While we need not condemn offering riches and beauty to the service of
God, it is above all through those members of the mystical body who
suffer that we are able to honour its head. For it would be offensive to
God if sumptuous churches were built while the poor were allowed to die
of hunger.
The episode at Bethany, however, has a
significance that goes further than the offering of a jar of ointment.
It is not only through material goods that we can give generously to
Jesus, but also by consecrating to him our intangible wealth: for
example a life of prayer, an ascetic or contemplative life, or some
costly sacrifice which seems useless. The world will protest, as did the
disciples at Bethany: to what purpose this prodigality, this waste?

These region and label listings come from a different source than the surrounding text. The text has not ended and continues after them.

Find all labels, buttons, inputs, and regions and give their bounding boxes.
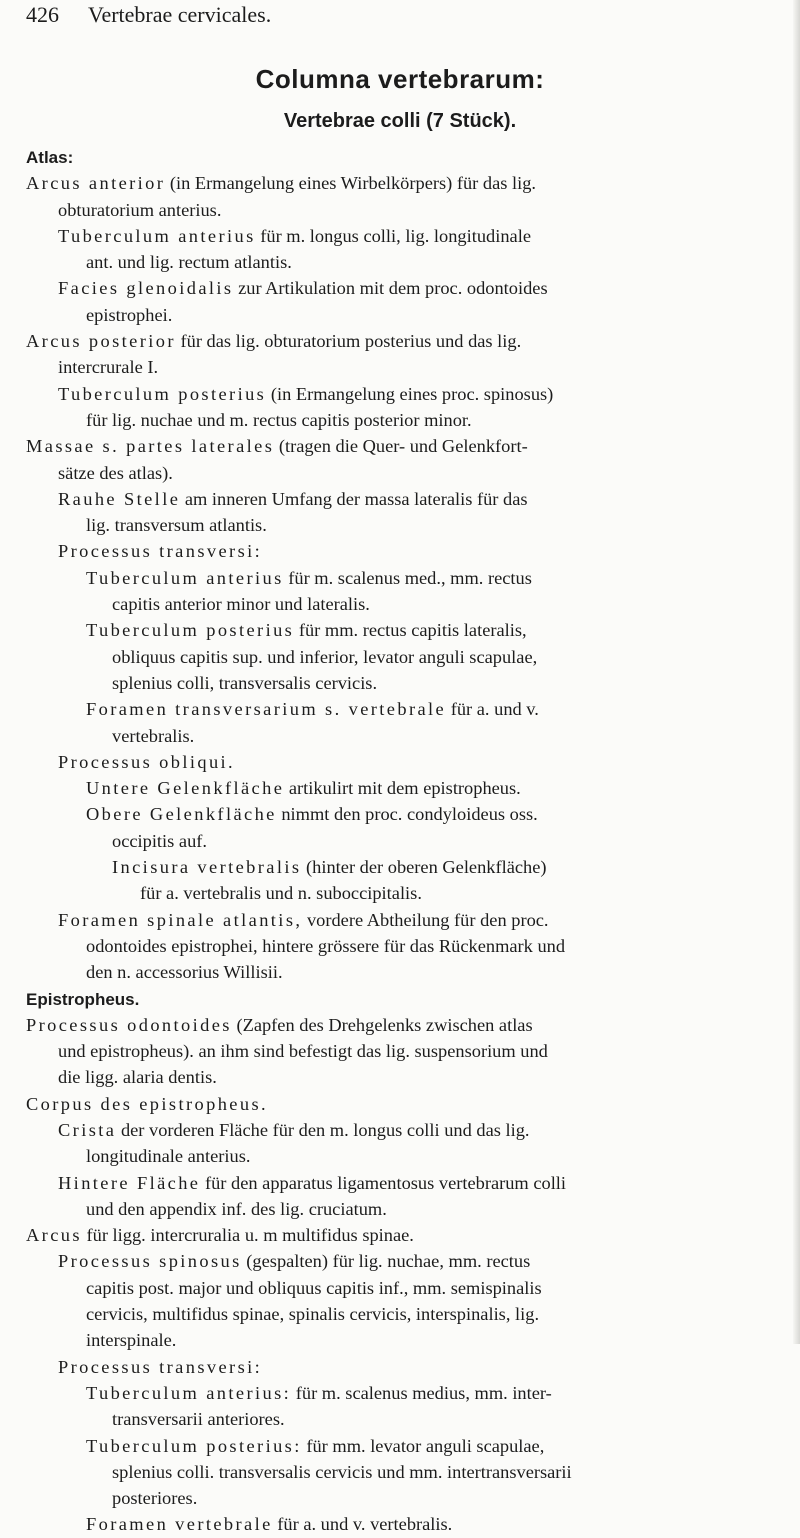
line-text: obturatorium anterius. [58, 199, 222, 220]
text-line [0, 670, 800, 696]
text-line [0, 512, 800, 538]
line-text: capitis post. major und obliquus capitis inf., mm. semispinalis [86, 1277, 542, 1298]
spaced-term: Foramen vertebrale [86, 1514, 273, 1535]
spaced-term: Foramen spinale atlantis, [58, 909, 303, 930]
text-line [0, 828, 800, 854]
text-line [0, 723, 800, 749]
text-line [0, 591, 800, 617]
line-text: (tragen die Quer- und Gelenkfort- [274, 436, 528, 457]
spaced-term: Arcus anterior [26, 173, 166, 194]
spaced-term: Tuberculum anterius [58, 225, 256, 246]
line-text: vordere Abtheilung für den proc. [302, 909, 549, 930]
spaced-term: Tuberculum posterius [58, 383, 267, 404]
line-text: für mm. levator anguli scapulae, [301, 1435, 545, 1456]
section-heading: Atlas: [26, 148, 74, 167]
text-line [0, 460, 800, 486]
text-line [0, 907, 800, 933]
section-subtitle: Vertebrae colli (7 Stück). [283, 110, 517, 132]
line-text: ant. und lig. rectum atlantis. [86, 252, 292, 273]
text-line [0, 1327, 800, 1353]
text-line [0, 1433, 800, 1459]
line-text: für das lig. obturatorium posterius und das lig. [175, 331, 522, 352]
text-line [0, 223, 800, 249]
text-line [0, 1485, 800, 1511]
text-line [0, 696, 800, 722]
line-text: lig. transversum atlantis. [86, 515, 267, 536]
line-text: für den apparatus ligamentosus vertebrarum colli [200, 1172, 567, 1193]
line-text: vertebralis. [112, 725, 195, 746]
spaced-term: Processus transversi: [58, 1356, 263, 1377]
text-line [0, 775, 800, 801]
text-line [0, 617, 800, 643]
text-line [0, 1117, 800, 1143]
line-text: sätze des atlas). [58, 462, 173, 483]
line-text: für a. vertebralis und n. suboccipitalis. [140, 883, 422, 904]
line-text: occipitis auf. [112, 830, 207, 851]
text-line [0, 1064, 800, 1090]
line-text: obliquus capitis sup. und inferior, levator anguli scapulae, [112, 646, 538, 667]
line-text: für m. scalenus medius, mm. inter- [291, 1382, 552, 1403]
text-line [0, 144, 800, 170]
line-text: capitis anterior minor und lateralis. [112, 594, 370, 615]
section-heading: Epistropheus. [26, 989, 140, 1009]
text-line [0, 959, 800, 985]
line-text: splenius colli. transversalis cervicis und mm. intertransversarii [112, 1461, 572, 1482]
text-line [0, 801, 800, 827]
spaced-term: Tuberculum anterius [86, 567, 284, 588]
spaced-term: Processus spinosus [58, 1251, 242, 1272]
spaced-term: Foramen transversarium s. vertebrale [86, 699, 447, 720]
text-line [0, 302, 800, 328]
line-text: (Zapfen des Drehgelenks zwischen atlas [231, 1014, 533, 1035]
page-title: Columna vertebrarum: [255, 64, 545, 94]
page-number: 426 [26, 2, 59, 27]
text-line [0, 986, 800, 1012]
text-line [0, 1170, 800, 1196]
line-text: longitudinale anterius. [86, 1146, 251, 1167]
text-line [0, 1380, 800, 1406]
line-text: für a. und v. [446, 699, 539, 720]
line-text: für mm. rectus capitis lateralis, [294, 620, 527, 641]
spaced-term: Processus obliqui. [58, 751, 236, 772]
text-line [0, 328, 800, 354]
text-line [0, 565, 800, 591]
line-text: für lig. nuchae und m. rectus capitis posterior minor. [86, 409, 472, 430]
line-text: die ligg. alaria dentis. [58, 1067, 217, 1088]
text-line [0, 486, 800, 512]
spaced-term: Crista [58, 1119, 117, 1140]
line-text: für a. und v. vertebralis. [272, 1514, 453, 1535]
text-line [0, 1248, 800, 1274]
spaced-term: Arcus posterior [26, 331, 176, 352]
line-text: cervicis, multifidus spinae, spinalis cervicis, interspinalis, lig. [86, 1304, 540, 1325]
line-text: posteriores. [112, 1488, 198, 1509]
text-line [0, 1459, 800, 1485]
line-text: transversarii anteriores. [112, 1409, 285, 1430]
text-line [0, 407, 800, 433]
line-text: für m. scalenus med., mm. rectus [283, 567, 532, 588]
line-text: und epistropheus). an ihm sind befestigt das lig. suspensorium und [58, 1041, 548, 1062]
running-title: Vertebrae cervicales. [88, 2, 272, 27]
text-line [0, 1222, 800, 1248]
running-header [26, 2, 271, 28]
line-text: (in Ermangelung eines proc. spinosus) [266, 383, 554, 404]
spaced-term: Obere Gelenkfläche [86, 804, 277, 825]
line-text: artikulirt mit dem epistropheus. [284, 778, 521, 799]
text-line [0, 538, 800, 564]
line-text: für m. longus colli, lig. longitudinale [255, 225, 531, 246]
text-line [0, 433, 800, 459]
spaced-term: Corpus des epistropheus. [26, 1093, 269, 1114]
text-line [0, 1196, 800, 1222]
spaced-term: Incisura vertebralis [112, 857, 302, 878]
text-line [0, 381, 800, 407]
spaced-term: Massae s. partes laterales [26, 436, 275, 457]
line-text: (hinter der oberen Gelenkfläche) [301, 857, 547, 878]
spaced-term: Facies glenoidalis [58, 278, 234, 299]
spaced-term: Processus transversi: [58, 541, 263, 562]
spaced-term: Rauhe Stelle [58, 488, 181, 509]
text-line [0, 854, 800, 880]
line-text: für ligg. intercruralia u. m multifidus spinae. [81, 1225, 414, 1246]
spaced-term: Untere Gelenkfläche [86, 778, 285, 799]
text-line [0, 1406, 800, 1432]
line-text: nimmt den proc. condyloideus oss. [276, 804, 538, 825]
line-text: intercrurale I. [58, 357, 159, 378]
line-text: am inneren Umfang der massa lateralis für das [180, 488, 528, 509]
spaced-term: Tuberculum posterius [86, 620, 295, 641]
spaced-term: Processus odontoides [26, 1014, 232, 1035]
text-line [0, 644, 800, 670]
text-line [0, 880, 800, 906]
line-text: epistrophei. [86, 304, 173, 325]
line-text: (gespalten) für lig. nuchae, mm. rectus [241, 1251, 531, 1272]
text-line [0, 275, 800, 301]
text-line [0, 197, 800, 223]
text-line [0, 749, 800, 775]
page-body [0, 144, 800, 1538]
text-line [0, 170, 800, 196]
text-line [0, 1301, 800, 1327]
spaced-term: Tuberculum posterius: [86, 1435, 302, 1456]
line-text: und den appendix inf. des lig. cruciatum. [86, 1198, 387, 1219]
text-line [0, 1511, 800, 1537]
spaced-term: Tuberculum anterius: [86, 1382, 292, 1403]
line-text: zur Artikulation mit dem proc. odontoides [233, 278, 548, 299]
text-line [0, 1143, 800, 1169]
text-line [0, 354, 800, 380]
text-line [0, 933, 800, 959]
text-line [0, 1038, 800, 1064]
text-line [0, 1091, 800, 1117]
line-text: den n. accessorius Willisii. [86, 962, 283, 983]
text-line [0, 1354, 800, 1380]
spaced-term: Hintere Fläche [58, 1172, 201, 1193]
line-text: interspinale. [86, 1330, 177, 1351]
text-line [0, 1012, 800, 1038]
line-text: der vorderen Fläche für den m. longus colli und das lig. [116, 1119, 530, 1140]
line-text: splenius colli, transversalis cervicis. [112, 672, 378, 693]
line-text: odontoides epistrophei, hintere grössere für das Rückenmark und [86, 935, 566, 956]
page-edge-shadow [793, 0, 800, 1344]
spaced-term: Arcus [26, 1225, 82, 1246]
text-line [0, 1275, 800, 1301]
text-line [0, 249, 800, 275]
line-text: (in Ermangelung eines Wirbelkörpers) für das lig. [165, 173, 537, 194]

Would not a normal life, devoted to the service of men, be much more
use? And yet assessment of the ‘value of the loss’ remains the nerve of
all religion that is truly alive. If we have the duty to do what we can
in cases of real and obvious distress before concerning ourselves with
cultural luxury, we have the right, in what concerns only ourselves, to
pour invisible ointment on Jesus’s head – that is to say to
‘lose’ for his sake (but in reality to gain) the best of our life. Our
heart is the first jar of ointment that we must break before him, for
him.
The case of Judas is so terrible and
obscure that we do not dare to try and explain it or enter into it. But
let us keep in mind a sentence from the ‘Service of the Bridegroom’ for
Holy Wednesday: ‘The ungrateful disciple whom thou hadst filled with Thy
grace, has rejected it’. It is indeed possible to reject grace, even
when one has been filled with it. And how many Christians are there who,
during the course of their lives, have not said to their ruling passion
– the flesh, money or pride: ‘I am ready to sell Jesus to you. Tell me
what pleasures you will give me and I will deliver him to you’?
In many churches, the sacrament of
unction is conferred during the afternoon or evening of Holy Wednesday
to all believers who desire to receive spiritual or bodily relief.